Airborne Wind Power

Project Type: Power Conversion

Project Information

Project Description:

The task is to design and build a wind-generating kite similar to the early Makani prototype shown in the photo. Wind power is obtained by fitting a kitesurfing trainer with a propeller-driven generator. DC electricity is fed to the ground station via the control tether where it is converted to AC electricity suitable to recharge a cell phone. Significant challenges will be encountered and include mounting a heavy generator on a light airfoil; controlling the kite’s figure-eight flight pattern; building a strong, light tether that will deliver electricity with low power loss; and managing smooth electrical power from constantly changing generator speeds.

Level of Difficulty: Medium

Keywords/Technologies:

airfoil, stall speed, prop pitch, Faraday's law of induction, Bernoulli's principle, winds aloft, permanent magnet generator, electrolytic capacitor, buck-boost regulator, DC-to-AC Inverter, resistivity

References:

“The Winds of Change are Blowing: New Kite-Like Wind Turbine Promises to Revolutionize Wind Energy,” by Erin Dahlstrom, Harvard University Graduate School of Arts and Sciences, May 5, 2015. http://sitn.hms.harvard.edu/flash/2015/the-winds-of-change-are-blowing-new-kite-like-wind-turbine-promises-to-revolutionize-wind-energy/

“High Altitude Wind Energy from Kites,” Saul Griffith, TED Talk, 2009, https://www.ted.com/talks/saul_griffith_on_kites_as_the_future_of_renewable_energy

How to Choose a Trainer Kite, https://www.kitemare.com/how-to-choose-a-trainer-kite/

Team Roles

Electrical Engineer (2) – Electrical Engineers on the project are responsible for the power system chain, from the kite-based generator to the ground-based power converter. The 12-V generator delivers power to the ground where a buck-boost regulator and DC-to-AC inverter prepares the power for customer use. EEs are also responsible for electrical safety.

Mechanical Engineer (2) – Mechanical Engineers are responsible for the means to transport, anchor, deploy, and operate the kite safely. This includes modifying the kite control tether to incorporate a light-weight wiring system that carries DC power from the generator to the ground station.

Aerospace Engineer (2) – Aero Engineers are responsible for modifying the kite with light, removable spars to help the airfoil support an attached generator. AEs select and install the appropriate propeller to convert wind velocity to generator torque at a speed less than 3000 rpm. AEs are also responsible for the final flight characteristics of the modified kite.

Atmospheric Scientist (2) – Atmospheric Scientists work with the AEs to set wind limits on the modified kite.

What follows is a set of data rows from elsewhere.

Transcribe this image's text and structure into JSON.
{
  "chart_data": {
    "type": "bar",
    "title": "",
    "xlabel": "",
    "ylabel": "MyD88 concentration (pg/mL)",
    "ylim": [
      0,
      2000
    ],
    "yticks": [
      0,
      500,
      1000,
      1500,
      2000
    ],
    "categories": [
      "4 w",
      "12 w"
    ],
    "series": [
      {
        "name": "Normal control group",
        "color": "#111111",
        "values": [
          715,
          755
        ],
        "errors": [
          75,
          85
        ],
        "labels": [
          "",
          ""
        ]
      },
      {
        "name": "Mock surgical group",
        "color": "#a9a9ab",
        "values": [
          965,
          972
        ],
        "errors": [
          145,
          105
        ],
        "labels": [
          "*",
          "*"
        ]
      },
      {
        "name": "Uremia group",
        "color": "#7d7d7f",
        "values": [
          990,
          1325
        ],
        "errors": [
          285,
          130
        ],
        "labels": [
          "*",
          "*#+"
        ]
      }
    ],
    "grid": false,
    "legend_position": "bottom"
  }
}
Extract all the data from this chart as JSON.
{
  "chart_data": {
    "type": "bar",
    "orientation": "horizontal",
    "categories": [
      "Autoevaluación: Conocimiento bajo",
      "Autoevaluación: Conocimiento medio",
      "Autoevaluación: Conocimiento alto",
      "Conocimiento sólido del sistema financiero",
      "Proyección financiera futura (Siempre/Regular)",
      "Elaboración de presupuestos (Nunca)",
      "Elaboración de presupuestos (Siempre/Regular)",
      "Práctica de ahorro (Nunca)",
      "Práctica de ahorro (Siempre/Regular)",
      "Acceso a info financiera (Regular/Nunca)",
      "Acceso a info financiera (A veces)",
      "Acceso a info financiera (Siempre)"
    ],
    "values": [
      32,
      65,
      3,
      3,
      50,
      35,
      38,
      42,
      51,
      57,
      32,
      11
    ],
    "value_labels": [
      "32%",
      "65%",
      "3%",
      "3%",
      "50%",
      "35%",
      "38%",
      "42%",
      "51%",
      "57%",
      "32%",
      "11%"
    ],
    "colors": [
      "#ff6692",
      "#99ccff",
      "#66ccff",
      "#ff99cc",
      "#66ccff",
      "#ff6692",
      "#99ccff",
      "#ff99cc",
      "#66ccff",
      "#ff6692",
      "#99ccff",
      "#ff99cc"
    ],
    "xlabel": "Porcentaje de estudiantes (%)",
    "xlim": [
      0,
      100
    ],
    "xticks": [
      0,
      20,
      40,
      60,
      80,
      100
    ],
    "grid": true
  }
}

The AEs are in charge of operational safety in the field based on surface wind forecasts. Atmospheric Scientists are also responsible for determining the system’s efficiency in gathering available wind energy and delivering it to customers.

Designer (2) – The Designers will work closely with the Engineers to manufacture a portable, battery-powered system that can be operated in remote locations. Furthermore, the integrated design must be safe for groups observe our power conversion demonstration.

Journalist (1) – The Journalist documents the project’s progress on the website, communicates with the local media, and is responsible for a final report to the principal sponsors and Power Mountain Engineering. The Journalist also works closely with the Multimedia Artist to provide video and graphic art displays for demonstrations that explain the project to the public. The whole project is your project.

Multimedia Artist (1) – The Artist also documents the project’s progress on the website and works with the Journalist to maintain the project’s presence on social media. Additionally, the Artist designs and organizes all public relations events to assure spectator safety and to enhance the community’s awareness of science and technology. The whole project is your project.

Business Manager (1) – The Business Manager is responsible for reporting the project’s progress against a predetermined schedule, determines critical path items to completion, and tracks project spending to assure that costs remain within a fixed budget. The Manager works with all team members to identify problems early and resolve them quickly. The whole project is your project.